И я со вздохом впрягся в работу. В Брюгге я не поехал, все же не решился. Были у меня и здесь кое-какие деловые поручения, оценки ущерба, проверка расчетов и прочее, так что трудился я с пятого на десятое. А на душе воцарился покой, прежние тишь и покой, которые неизвестно откуда берутся и о чем напоминают человеку. Факт, однако, что я очень посерьезнел и остепенился. Словно коснулось меня какое-то благотворное веяние, мир и спокойствие были на сердце, а иногда я закрывал глаза и прислушивался к этой тишине внутри себя.
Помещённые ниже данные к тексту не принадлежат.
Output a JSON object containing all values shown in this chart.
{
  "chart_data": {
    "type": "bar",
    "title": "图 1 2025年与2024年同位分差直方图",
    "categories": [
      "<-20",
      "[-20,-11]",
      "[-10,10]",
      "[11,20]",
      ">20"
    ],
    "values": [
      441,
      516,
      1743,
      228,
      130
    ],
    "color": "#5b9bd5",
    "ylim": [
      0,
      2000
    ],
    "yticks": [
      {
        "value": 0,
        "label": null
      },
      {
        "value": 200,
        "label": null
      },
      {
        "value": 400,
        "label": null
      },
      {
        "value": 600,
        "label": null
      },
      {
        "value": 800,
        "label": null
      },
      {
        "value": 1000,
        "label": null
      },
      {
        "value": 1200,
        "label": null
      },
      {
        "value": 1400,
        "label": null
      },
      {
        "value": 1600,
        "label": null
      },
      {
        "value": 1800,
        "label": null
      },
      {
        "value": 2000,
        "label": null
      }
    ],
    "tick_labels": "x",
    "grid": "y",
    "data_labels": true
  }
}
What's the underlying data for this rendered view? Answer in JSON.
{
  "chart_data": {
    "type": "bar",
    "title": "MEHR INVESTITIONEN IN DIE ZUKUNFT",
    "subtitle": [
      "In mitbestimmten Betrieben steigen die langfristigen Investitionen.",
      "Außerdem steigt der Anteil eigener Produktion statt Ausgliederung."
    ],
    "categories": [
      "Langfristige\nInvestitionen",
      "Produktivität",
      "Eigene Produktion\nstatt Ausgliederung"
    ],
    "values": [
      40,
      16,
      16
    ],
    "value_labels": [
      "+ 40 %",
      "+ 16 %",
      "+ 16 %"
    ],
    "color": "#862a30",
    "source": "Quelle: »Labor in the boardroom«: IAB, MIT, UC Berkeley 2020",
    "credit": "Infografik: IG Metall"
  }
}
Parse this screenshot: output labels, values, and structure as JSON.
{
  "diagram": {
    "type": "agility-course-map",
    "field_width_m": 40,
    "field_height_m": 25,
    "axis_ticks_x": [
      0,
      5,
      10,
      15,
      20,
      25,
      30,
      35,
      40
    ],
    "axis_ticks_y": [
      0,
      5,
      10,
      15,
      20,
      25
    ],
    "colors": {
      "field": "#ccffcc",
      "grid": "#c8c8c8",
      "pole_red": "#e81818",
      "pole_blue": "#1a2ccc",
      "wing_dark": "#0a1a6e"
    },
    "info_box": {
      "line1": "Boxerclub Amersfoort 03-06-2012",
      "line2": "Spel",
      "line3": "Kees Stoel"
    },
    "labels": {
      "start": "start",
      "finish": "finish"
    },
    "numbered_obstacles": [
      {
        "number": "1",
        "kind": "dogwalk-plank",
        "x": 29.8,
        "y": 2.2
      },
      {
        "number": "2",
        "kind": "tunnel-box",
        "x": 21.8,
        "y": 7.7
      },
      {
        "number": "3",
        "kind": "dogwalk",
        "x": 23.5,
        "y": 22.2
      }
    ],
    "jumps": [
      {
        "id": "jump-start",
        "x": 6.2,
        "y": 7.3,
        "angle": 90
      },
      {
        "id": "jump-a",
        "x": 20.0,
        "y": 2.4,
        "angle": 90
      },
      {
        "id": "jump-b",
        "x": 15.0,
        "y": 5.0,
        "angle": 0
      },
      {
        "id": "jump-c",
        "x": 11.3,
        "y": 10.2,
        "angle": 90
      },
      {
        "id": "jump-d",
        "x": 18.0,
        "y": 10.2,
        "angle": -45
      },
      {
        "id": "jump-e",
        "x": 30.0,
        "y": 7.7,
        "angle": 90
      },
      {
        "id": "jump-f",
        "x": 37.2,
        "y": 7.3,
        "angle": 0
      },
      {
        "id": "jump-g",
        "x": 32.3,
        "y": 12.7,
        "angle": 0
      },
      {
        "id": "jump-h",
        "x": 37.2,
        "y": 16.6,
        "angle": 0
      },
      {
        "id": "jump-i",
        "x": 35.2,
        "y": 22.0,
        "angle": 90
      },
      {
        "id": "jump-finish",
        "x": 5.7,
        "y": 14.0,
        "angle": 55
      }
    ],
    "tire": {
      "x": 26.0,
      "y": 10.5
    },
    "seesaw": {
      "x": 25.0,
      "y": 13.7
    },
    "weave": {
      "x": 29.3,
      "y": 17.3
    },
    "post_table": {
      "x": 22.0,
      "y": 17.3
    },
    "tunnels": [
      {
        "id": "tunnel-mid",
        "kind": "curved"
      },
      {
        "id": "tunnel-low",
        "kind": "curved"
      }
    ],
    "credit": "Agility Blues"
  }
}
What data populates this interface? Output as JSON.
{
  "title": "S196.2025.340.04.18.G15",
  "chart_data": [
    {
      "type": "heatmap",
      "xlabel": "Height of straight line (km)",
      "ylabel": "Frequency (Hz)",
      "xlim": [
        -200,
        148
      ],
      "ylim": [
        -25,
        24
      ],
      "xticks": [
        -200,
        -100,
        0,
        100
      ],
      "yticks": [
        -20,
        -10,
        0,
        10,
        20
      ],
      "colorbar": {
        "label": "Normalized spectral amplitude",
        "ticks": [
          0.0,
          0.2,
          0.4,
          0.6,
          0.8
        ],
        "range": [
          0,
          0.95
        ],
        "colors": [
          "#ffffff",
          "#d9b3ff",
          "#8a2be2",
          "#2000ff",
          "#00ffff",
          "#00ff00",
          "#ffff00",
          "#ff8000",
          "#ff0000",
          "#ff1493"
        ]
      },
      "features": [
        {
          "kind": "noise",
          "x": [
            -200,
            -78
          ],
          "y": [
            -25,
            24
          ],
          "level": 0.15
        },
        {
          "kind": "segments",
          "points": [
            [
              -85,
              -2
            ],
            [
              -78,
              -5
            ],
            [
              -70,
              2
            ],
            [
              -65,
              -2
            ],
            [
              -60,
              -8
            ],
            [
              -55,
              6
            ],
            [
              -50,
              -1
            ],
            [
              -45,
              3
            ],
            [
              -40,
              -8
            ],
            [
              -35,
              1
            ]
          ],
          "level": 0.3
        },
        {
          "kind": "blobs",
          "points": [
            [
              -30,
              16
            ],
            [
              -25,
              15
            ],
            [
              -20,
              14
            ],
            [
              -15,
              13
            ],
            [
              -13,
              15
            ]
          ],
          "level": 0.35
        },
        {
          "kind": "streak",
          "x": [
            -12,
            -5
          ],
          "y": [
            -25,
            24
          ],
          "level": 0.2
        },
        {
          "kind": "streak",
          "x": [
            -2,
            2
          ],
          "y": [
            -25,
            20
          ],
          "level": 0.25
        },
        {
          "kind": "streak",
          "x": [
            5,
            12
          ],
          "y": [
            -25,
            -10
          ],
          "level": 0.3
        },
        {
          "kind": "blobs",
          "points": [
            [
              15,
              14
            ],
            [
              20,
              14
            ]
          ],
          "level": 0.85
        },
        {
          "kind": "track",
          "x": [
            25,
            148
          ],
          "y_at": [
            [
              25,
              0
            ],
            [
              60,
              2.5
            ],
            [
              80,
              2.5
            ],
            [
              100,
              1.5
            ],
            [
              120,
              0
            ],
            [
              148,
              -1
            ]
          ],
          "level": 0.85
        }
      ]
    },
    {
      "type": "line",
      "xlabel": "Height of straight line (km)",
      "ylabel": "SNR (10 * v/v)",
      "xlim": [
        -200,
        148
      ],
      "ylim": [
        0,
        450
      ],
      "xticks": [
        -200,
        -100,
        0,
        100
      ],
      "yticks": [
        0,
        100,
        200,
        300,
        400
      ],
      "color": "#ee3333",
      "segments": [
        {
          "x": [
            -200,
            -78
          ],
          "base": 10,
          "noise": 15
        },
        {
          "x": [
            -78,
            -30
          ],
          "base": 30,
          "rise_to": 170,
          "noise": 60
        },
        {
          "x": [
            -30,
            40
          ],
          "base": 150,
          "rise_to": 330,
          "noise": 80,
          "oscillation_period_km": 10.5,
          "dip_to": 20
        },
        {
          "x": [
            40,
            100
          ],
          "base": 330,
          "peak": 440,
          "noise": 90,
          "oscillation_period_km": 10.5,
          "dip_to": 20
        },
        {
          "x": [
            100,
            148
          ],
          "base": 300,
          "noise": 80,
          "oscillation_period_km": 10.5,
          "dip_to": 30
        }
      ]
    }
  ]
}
И вдруг, однажды ночью, я внезапно задался вопросом:
– Причем тут химеры? Когда она напрямик спросила, отпущу ли я ее? Разве не было этого? И спрашивала она меня об этом когда-нибудь прежде?
На другой день я снова подкатился к ней со своими дознаниями.
– Хочу спросить: вы по-прежнему влюблены в этого Дэдена? Только будьте откровенны. Зачем прибегать к языку символов и иносказаний, коль скоро Господь наделил нас даром речи и при желании можно подробнее обсудить сердечные дела?
– О, да! При желании, – ответила она. На сей раз досадливо и раздраженно.
Она была права. Разве добьешься правды прямыми вопросами в лоб? Нет, она была абсолютно права…
И причем тут Дэден? Дело в том, что той ночью воспоминание о нем навалилось на меня со страшной силой. Я не способен был избавиться от подозрений, что на этот раз Дэден последовал за нею, как в свое время Ридольфи. И что живет он где-то здесь поблизости, возможно, в этом же пансионе. Чувство было настойчивое, неотступное.